Unusual contract financing
Unusual contract financing requires explicit approval from the agency head or as specified in agency regulations before it can be used.
Overview
FAR 32.114 addresses the use of unusual contract financing arrangements—those that deviate from the standard financing methods outlined in FAR Part 32. Such arrangements are not the norm and require special scrutiny and approval. The regulation mandates that any unusual contract financing must be explicitly authorized by the head of the agency or in accordance with specific agency regulations.
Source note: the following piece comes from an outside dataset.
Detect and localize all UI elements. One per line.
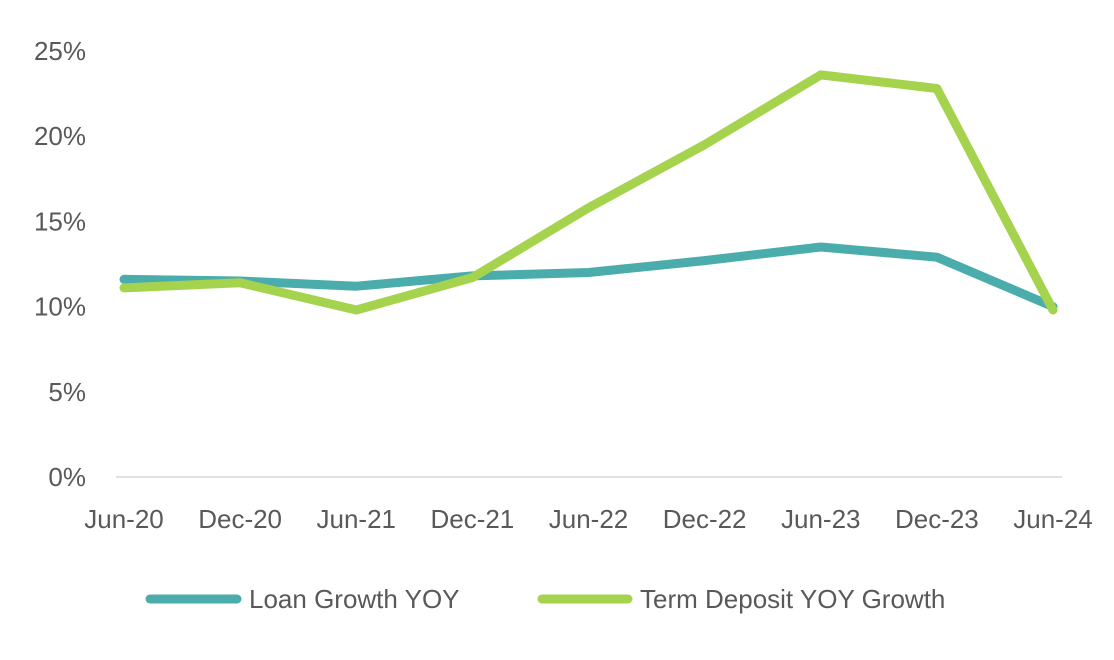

This ensures that exceptions to standard financing are carefully considered and controlled, minimizing risk to the government and ensuring compliance with federal acquisition policies.
Key Rules
- Definition of Unusual Contract Financing
- Any contract financing arrangement that does not follow the standard procedures in FAR Part 32 is considered unusual.
- Approval Requirement
- Unusual contract financing can only be used if approved by the head of the agency or as specified in agency regulations.
Responsibilities
- Contracting Officers: Must identify when a proposed financing arrangement is unusual and seek the required approvals before proceeding.
- Contractors: Should be aware that requests for non-standard financing will trigger additional scrutiny and require higher-level approval.
- Agencies: Must establish clear procedures for reviewing and approving unusual contract financing, and ensure compliance with FAR and agency-specific rules.
Practical Implications
- This section exists to prevent unauthorized or risky financing arrangements that could expose the government to unnecessary financial risk.
- It impacts daily contracting by requiring extra steps and approvals for any deviation from standard financing.
- Common pitfalls include failing to recognize when a financing arrangement is unusual or neglecting to obtain the necessary approvals, which can result in contract delays or compliance violations.